I tried to compare this to the fact that some Christians take the Bible literally and others don’t, but this didn’t go anywhere except accusations of spam.  So let’s compare this to a different religion:

Before the eighteenth century, Judaism in Europe had followed the same set of ritual laws for millennia:  no work on the Sabbath, a complex set of practices around keeping Kosher, ritual purity laws, and so on.  It was unchanging — laws given by God through Moses and interpreted by ancient scholars.  This was what it meant to be a Jew; on this, sacred texts and scholars’ interpretations both agreed.

Then, in the early 1800s in Germany, a new kind of Judaism arose:  reform Judaism.  (See here for the first hit in my google search.)  They abandoned these age-old practices — even going further, in these early days of reform Judaism, than is the case now, moving worship to Sundays, for example, and rejecting circumcision.

Would not a move to a “Reform Islam” — retaining only those scriptures and practices and theology which draw one closer to God and a more holy life — likewise be as genuinely Islam as Reform Judaism is Jewish?

Likewise — and here I’m really venturing into something I know nothing about — I have the impression that Hinduism has changed, too, that the multitude of Hindu gods and goddesses that were once worshipped as, in fact, a pantheon much like the Greek or Roman gods, are viewed by “modern Hindus” as all one God, about whom many stories have been told, and these different “gods” are viewed as different aspects of this one God.  But I may be completely wrong here.
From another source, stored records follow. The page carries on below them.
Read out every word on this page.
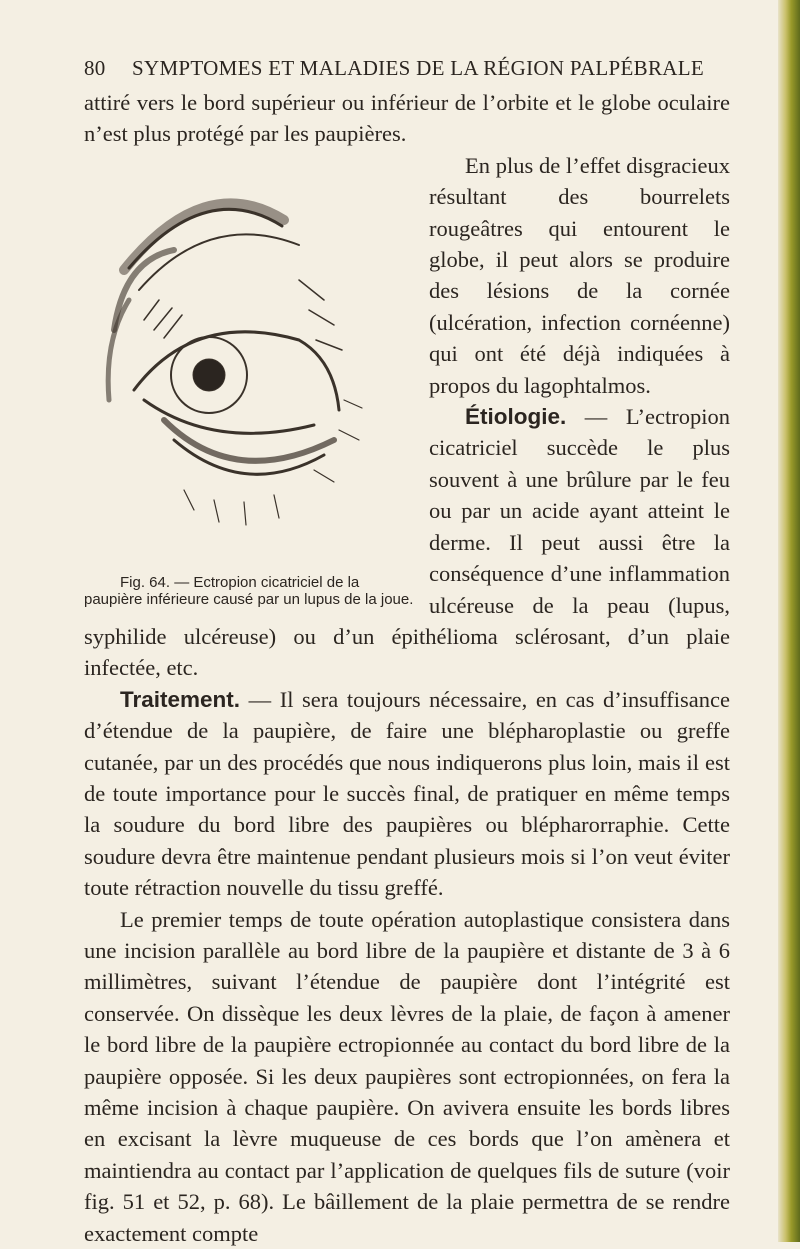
80 SYMPTOMES ET MALADIES DE LA RÉGION PALPÉBRALE

attiré vers le bord supérieur ou inférieur de l’orbite et le globe oculaire n’est plus protégé par les paupières.

Fig. 64. — Ectropion cicatriciel de la paupière inférieure causé par un lupus de la joue.
En plus de l’effet disgracieux résultant des bourrelets rougeâtres qui entourent le globe, il peut alors se produire des lésions de la cornée (ulcération, infection cornéenne) qui ont été déjà indiquées à propos du lagophtalmos.

Étiologie. — L’ectropion cicatriciel succède le plus souvent à une brûlure par le feu ou par un acide ayant atteint le derme. Il peut aussi être la conséquence d’une inflammation ulcéreuse de la peau (lupus, syphilide ulcéreuse) ou d’un épithélioma sclérosant, d’un plaie infectée, etc.

Traitement. — Il sera toujours nécessaire, en cas d’insuffisance d’étendue de la paupière, de faire une blépharoplastie ou greffe cutanée, par un des procédés que nous indiquerons plus loin, mais il est de toute importance pour le succès final, de pratiquer en même temps la soudure du bord libre des paupières ou blépharorraphie. Cette soudure devra être maintenue pendant plusieurs mois si l’on veut éviter toute rétraction nouvelle du tissu greffé.

Le premier temps de toute opération autoplastique consistera dans une incision parallèle au bord libre de la paupière et distante de 3 à 6 millimètres, suivant l’étendue de paupière dont l’intégrité est conservée. On dissèque les deux lèvres de la plaie, de façon à amener le bord libre de la paupière ectropionnée au contact du bord libre de la paupière opposée. Si les deux paupières sont ectropionnées, on fera la même incision à chaque paupière. On avivera ensuite les bords libres en excisant la lèvre muqueuse de ces bords que l’on amènera et maintiendra au contact par l’application de quelques fils de suture (voir fig. 51 et 52, p. 68). Le bâillement de la plaie permettra de se rendre exactement compte
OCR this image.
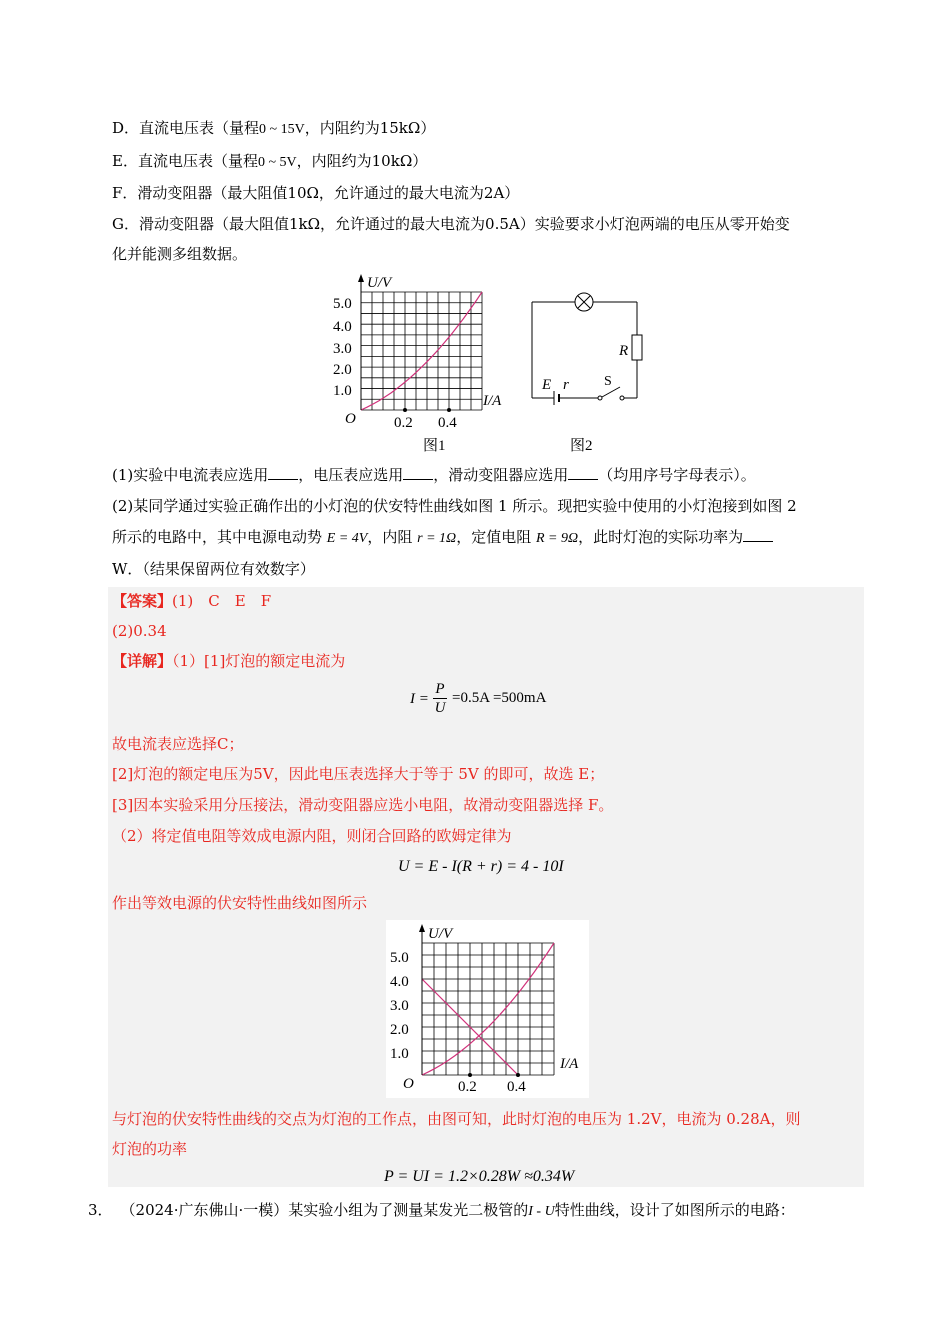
D．直流电压表（量程0 ~ 15V，内阻约为15kΩ）
E．直流电压表（量程0 ~ 5V，内阻约为10kΩ）
F．滑动变阻器（最大阻值10Ω，允许通过的最大电流为2A）
G．滑动变阻器（最大阻值1kΩ，允许通过的最大电流为0.5A）实验要求小灯泡两端的电压从零开始变
化并能测多组数据。
U/V
I/A
O
5.0
4.0
3.0
2.0
1.0
0.2 0.4
图1
R
E r	S
图2
(1)实验中电流表应选用 ，电压表应选用 ，滑动变阻器应选用 （均用序号字母表示）。
(2)某同学通过实验正确作出的小灯泡的伏安特性曲线如图 1 所示。现把实验中使用的小灯泡接到如图 2
所示的电路中，其中电源电动势 E = 4V，内阻 r = 1Ω，定值电阻 R = 9Ω，此时灯泡的实际功率为
W．（结果保留两位有效数字）
【答案】(1)　C　E　F
(2)0.34
【详解】（1）[1]灯泡的额定电流为
I =
P
U
=0.5A =500mA
故电流表应选择C；
[2]灯泡的额定电压为5V，因此电压表选择大于等于 5V 的即可，故选 E；
[3]因本实验采用分压接法，滑动变阻器应选小电阻，故滑动变阻器选择 F。
（2）将定值电阻等效成电源内阻，则闭合回路的欧姆定律为
U = E - I(R + r) = 4 - 10I
作出等效电源的伏安特性曲线如图所示
U/V
I/A
O
5.0
4.0
3.0
2.0
1.0
0.2 0.4
与灯泡的伏安特性曲线的交点为灯泡的工作点，由图可知，此时灯泡的电压为 1.2V，电流为 0.28A，则
灯泡的功率
P = UI = 1.2×0.28W ≈0.34W
3． （2024·广东佛山·一模）某实验小组为了测量某发光二极管的I - U特性曲线，设计了如图所示的电路：
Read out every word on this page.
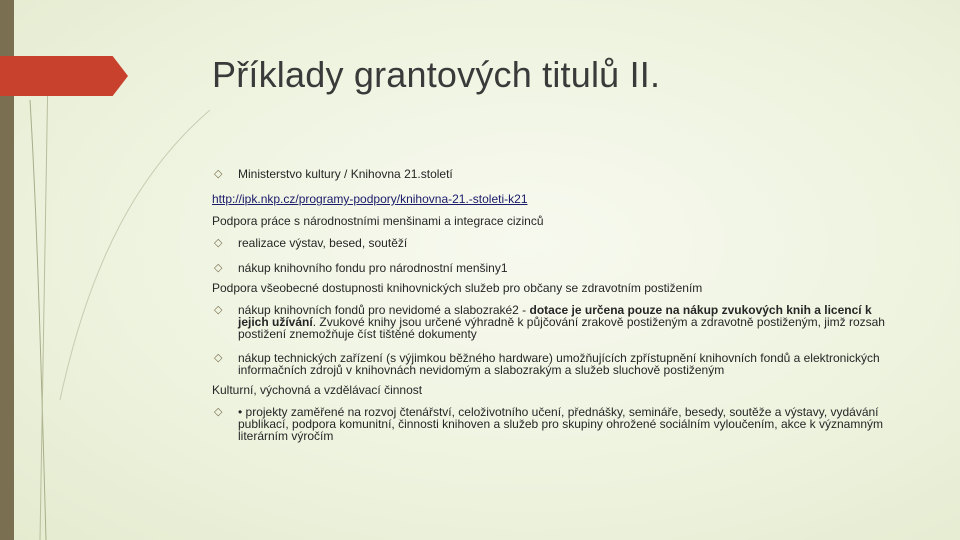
Příklady grantových titulů II.
◇ Ministerstvo kultury / Knihovna 21.století
http://ipk.nkp.cz/programy-podpory/knihovna-21.-stoleti-k21
Podpora práce s národnostními menšinami a integrace cizinců
◇ realizace výstav, besed, soutěží
◇ nákup knihovního fondu pro národnostní menšiny1
Podpora všeobecné dostupnosti knihovnických služeb pro občany se zdravotním postižením
◇ nákup knihovních fondů pro nevidomé a slabozraké2 - dotace je určena pouze na nákup zvukových knih a licencí k jejich užívání. Zvukové knihy jsou určené výhradně k půjčování zrakově postiženým a zdravotně postiženým, jimž rozsah postižení znemožňuje číst tištěné dokumenty
◇ nákup technických zařízení (s výjimkou běžného hardware) umožňujících zpřístupnění knihovních fondů a elektronických informačních zdrojů v knihovnách nevidomým a slabozrakým a služeb sluchově postiženým
Kulturní, výchovná a vzdělávací činnost
◇ • projekty zaměřené na rozvoj čtenářství, celoživotního učení, přednášky, semináře, besedy, soutěže a výstavy, vydávání publikací, podpora komunitní, činnosti knihoven a služeb pro skupiny ohrožené sociálním vyloučením, akce k významným literárním výročím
In any event, I was supposed to be spending my free time this weekend writing up some commentary on items I’d come across recently regarding retirement.  But that’s the thing about blogging:  it offers a platform for writing out your ideas — but, absent a significant uptick in readership, often leaves me frustrated that I can’t get some idea or another of mine truly “out there” into the wider world and get people to respond.

So that’s that; time to move on.

UPDATE:  I am, indeed, well and truly blocked from commenting at NRO now!